Sounding more like Barack Obama than a he should, Karl Rove indicated on Fox News Sunday with Chris Wallace that he might be in favor of voiding the Right to Bear Arms as “the only way to guarantee that we will dramatically reduce acts of violence involving guns is to basically remove guns from society,” adding that “until somebody gets enough ‘oomph’ to repeal the Second Amendment, that’s not going to happen,” so “I don’t think it’s an answer.”
Depending on how much of a break you want to give the make-believe “architect” of the Republican party–I don’t call him the George Costanza of the GOP for nothing–his comments could be the sad sigh of regret we frequently get from the anti-gun liberals in Washington. Or, as some on the right are claiming, it could just be an unfortunate choice of words by someone who feels that a repeal of the Second Amendment is impossible, so we need to look somewhere else for an answer.

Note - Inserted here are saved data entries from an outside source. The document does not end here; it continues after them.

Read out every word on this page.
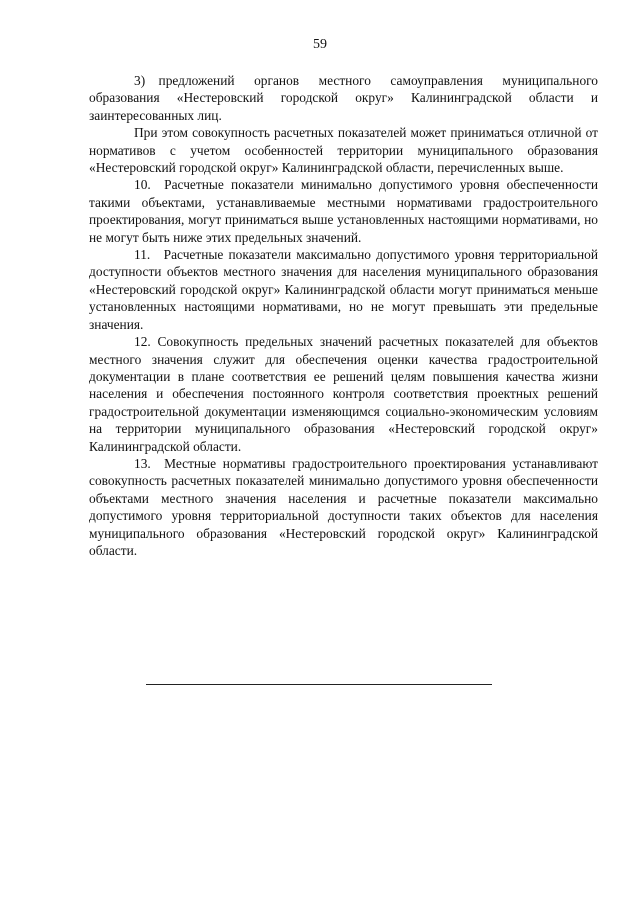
59

3) предложений органов местного самоуправления муниципального образования «Нестеровский городской округ» Калининградской области и заинтересованных лиц.

При этом совокупность расчетных показателей может приниматься отличной от нормативов с учетом особенностей территории муниципального образования «Нестеровский городской округ» Калининградской области, перечисленных выше.

10. Расчетные показатели минимально допустимого уровня обеспеченности такими объектами, устанавливаемые местными нормативами градостроительного проектирования, могут приниматься выше установленных настоящими нормативами, но не могут быть ниже этих предельных значений.

11. Расчетные показатели максимально допустимого уровня территориальной доступности объектов местного значения для населения муниципального образования «Нестеровский городской округ» Калининградской области могут приниматься меньше установленных настоящими нормативами, но не могут превышать эти предельные значения.

12. Совокупность предельных значений расчетных показателей для объектов местного значения служит для обеспечения оценки качества градостроительной документации в плане соответствия ее решений целям повышения качества жизни населения и обеспечения постоянного контроля соответствия проектных решений градостроительной документации изменяющимся социально-экономическим условиям на территории муниципального образования «Нестеровский городской округ» Калининградской области.

13. Местные нормативы градостроительного проектирования устанавливают совокупность расчетных показателей минимально допустимого уровня обеспеченности объектами местного значения населения и расчетные показатели максимально допустимого уровня территориальной доступности таких объектов для населения муниципального образования «Нестеровский городской округ» Калининградской области.
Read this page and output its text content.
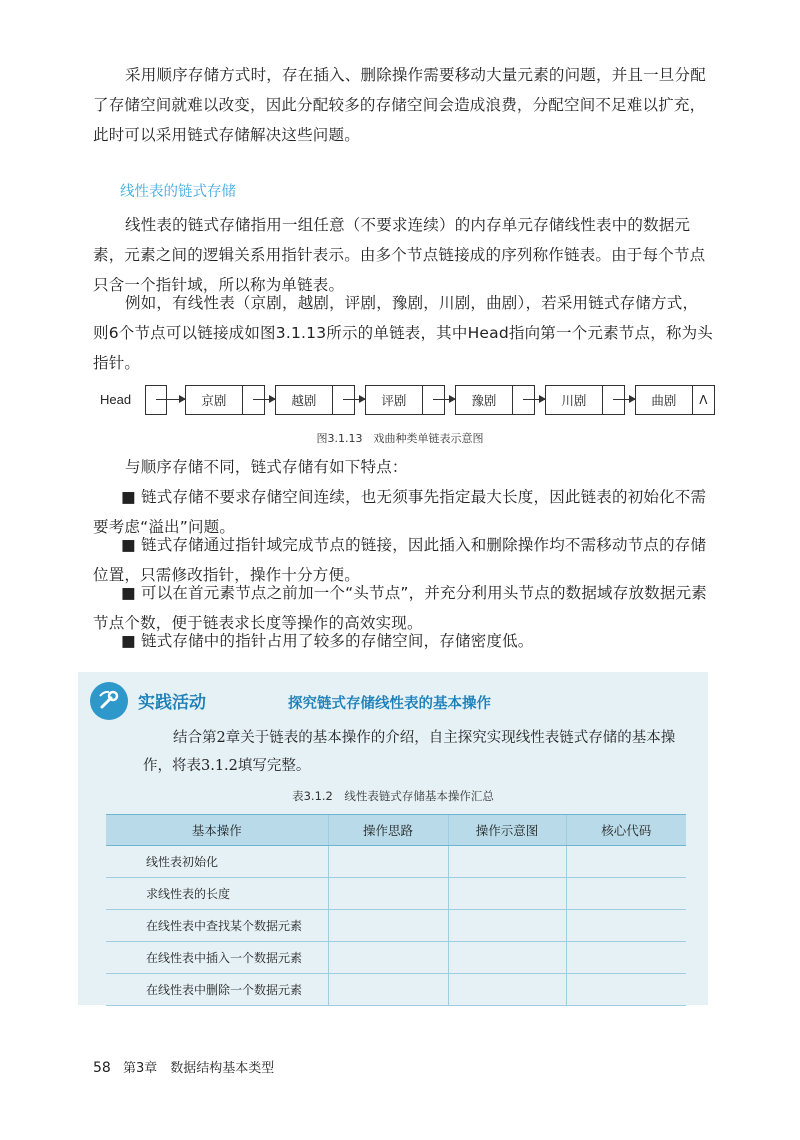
采用顺序存储方式时，存在插入、删除操作需要移动大量元素的问题，并且一旦分配了存储空间就难以改变，因此分配较多的存储空间会造成浪费，分配空间不足难以扩充，此时可以采用链式存储解决这些问题。

线性表的链式存储

线性表的链式存储指用一组任意（不要求连续）的内存单元存储线性表中的数据元素，元素之间的逻辑关系用指针表示。由多个节点链接成的序列称作链表。由于每个节点只含一个指针域，所以称为单链表。

例如，有线性表（京剧，越剧，评剧，豫剧，川剧，曲剧），若采用链式存储方式，则6个节点可以链接成如图3.1.13所示的单链表，其中Head指向第一个元素节点，称为头指针。

Head	京剧	越剧	评剧	豫剧	川剧	曲剧	Λ
图3.1.13　戏曲种类单链表示意图

与顺序存储不同，链式存储有如下特点：

■ 链式存储不要求存储空间连续，也无须事先指定最大长度，因此链表的初始化不需要考虑“溢出”问题。

■ 链式存储通过指针域完成节点的链接，因此插入和删除操作均不需移动节点的存储位置，只需修改指针，操作十分方便。

■ 可以在首元素节点之前加一个“头节点”，并充分利用头节点的数据域存放数据元素节点个数，便于链表求长度等操作的高效实现。

■ 链式存储中的指针占用了较多的存储空间，存储密度低。

实践活动	探究链式存储线性表的基本操作

结合第2章关于链表的基本操作的介绍，自主探究实现线性表链式存储的基本操作，将表3.1.2填写完整。

表3.1.2　线性表链式存储基本操作汇总
基本操作	操作思路	操作示意图	核心代码
线性表初始化			
求线性表的长度			
在线性表中查找某个数据元素			
在线性表中插入一个数据元素			
在线性表中删除一个数据元素			
58 第3章　数据结构基本类型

Based on his close working relationship with folks like Mitch McConnell, a man with a checkered past when it comes to our gun rights, I’m inclined to believe that his ignorance of American history, along with his willingness to take whatever position he feels will help him and the establishment RINOS he supports the most, are a clear indication of his anti-Constitution progressive philosophy.
Despite what George–oops, I mean Karl–and his ilk might say on the subject, our Second Amendment rights have nothing to do with the sort of violence we witnessed in Charleston, S.C. In fact, as we read at American Thinker, the Founding Fathers firmly believed that our Right to Bear Arms served as the primary way to avoid it.
In a letter to James Madison, Thomas Jefferson penned these words:
“What country can preserve its liberties if their rulers are not warned from time to time that their people preserve the spirit of resistance. Let them take arms.”
Thomas Jefferson was also among the first to embrace the belief that the only way to stop a bad guy with a gun is with a good guy with a gun:
“The laws that forbid the carrying of arms are laws of such a nature. They disarm only those who are neither inclined nor determined to commit crimes…. Such laws make things worse for the assaulted and better for the assailants; they serve rather to encourage than to prevent homicides, for an unarmed man may be attacked with greater confidence than an armed man.”
From King George to Adolf Hitler, history is replete with proof that disarming the citizenry creates tyranny, not safety.
Perhaps Rove should have called for the end of gun-free zones, as nearly 92% of the incidents like the one we witnessed in Charleston, S.C. have occurred at locations where guns are supposedly forbidden.
Or better yet, maybe he could heed the words of Matt Foley and just shut his big yapper, particularly when it comes to our constitutional rights. The Second Amendment guarantees us the right to defend ourselves, our families, our homes and our freedoms.
Any suggestion to take that right away is constitutional heresy.